Quasi in fuga da se stesso e dalla storica identità primaria,  il  partito appare smanioso di riciclarsi nei panni di erede testamentario  di Pannella e delle battaglie radicali sui diritti civili. Il guaio è che Pannella, cioè spiriti autenticamente libertari costi quel che costi, si nasce, non si diventa. E un partito in crisi identitaria, affannosamente bisognoso di rilegittimarsi  ideologicamente come sinistra dura e pura non è forse il vettore più tranquillizzante per riforme  destinate, come il ddl  Zan, a incidere sul  vivo di quella delicatissima cosa che è la libertà di tutti e di ciascuno. Tanta carne al fuoco, dunque, ma nessuna intuizione forte abbastanza da trainare l’immagine di Letta fuori  dalle pastoie e i grigiori che lo costringono, per dimostrare di esistere, a spostarsi sempre più a sinistra, sfoggiando propositi di discutibile oltranzismo sessantottino. Tipo l’arruolamento elettorale degli adolescenti: a malapena adolescenti sono infatti, realisticamente guardati, quei sedicenni  che sogna di chiamare al voto, magari dopo averne gasato i facili entusiasmi con qualche influencer di collaudato effetto scenico. Forse Fedez,  tenuto in caldo  dallo stato maggiore del Pd con smaccata compiacenza verso i suoi capricci da prima donna calatissima, dopo i fatti  del primo maggio, nel  pagante ruolo di martire della censura.   

Conte e Letta: eleganti accademici nonché azionisti di maggioranza di un futuro cartello di centro sinistra.

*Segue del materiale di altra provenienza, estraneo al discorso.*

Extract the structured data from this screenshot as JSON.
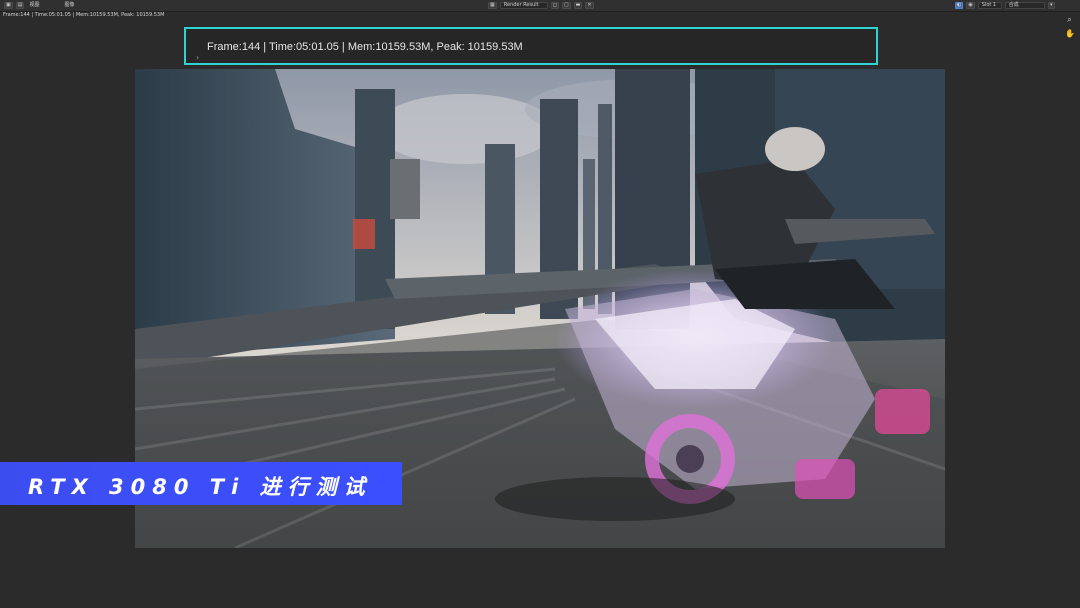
{
  "header": {
    "left_menu": [
      "视图",
      "图像"
    ],
    "view_label": "视图",
    "image_label": "图像",
    "render_result": "Render Result",
    "slot_label": "Slot 1",
    "layer_label": "合成"
  },
  "stats": {
    "text": "Frame:144 | Time:05:01.05 | Mem:10159.53M, Peak: 10159.53M"
  },
  "callout": {
    "text": "Frame:144 | Time:05:01.05 | Mem:10159.53M, Peak: 10159.53M"
  },
  "banner": {
    "text": "RTX 3080 Ti 进行测试"
  },
  "colors": {
    "highlight": "#2fd3d3",
    "banner": "#3b4fff",
    "background": "#2b2b2b"
  },
  "icons": {
    "zoom": "magnifier-icon",
    "pan": "hand-icon"
  }
}
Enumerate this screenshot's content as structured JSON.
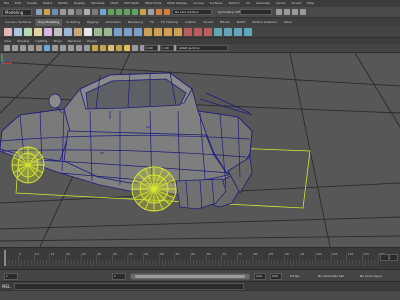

A ben guardare,  presentano curiose analogie e sfidano analoghi paradossi ad alto rischio. Conte punta a rifare la Dc. Già, ma con materiale grillino. Letta sogna di rifare il Pci. Già, ma con materiale di derivazione sessantottina e radicale. Auguri.. Meno male che, coi piedi per terra e lo sguardo lungo, sullo scranno più alto di palazzo Chigi siede un Mario Draghi felicemente capace di intendere e volere.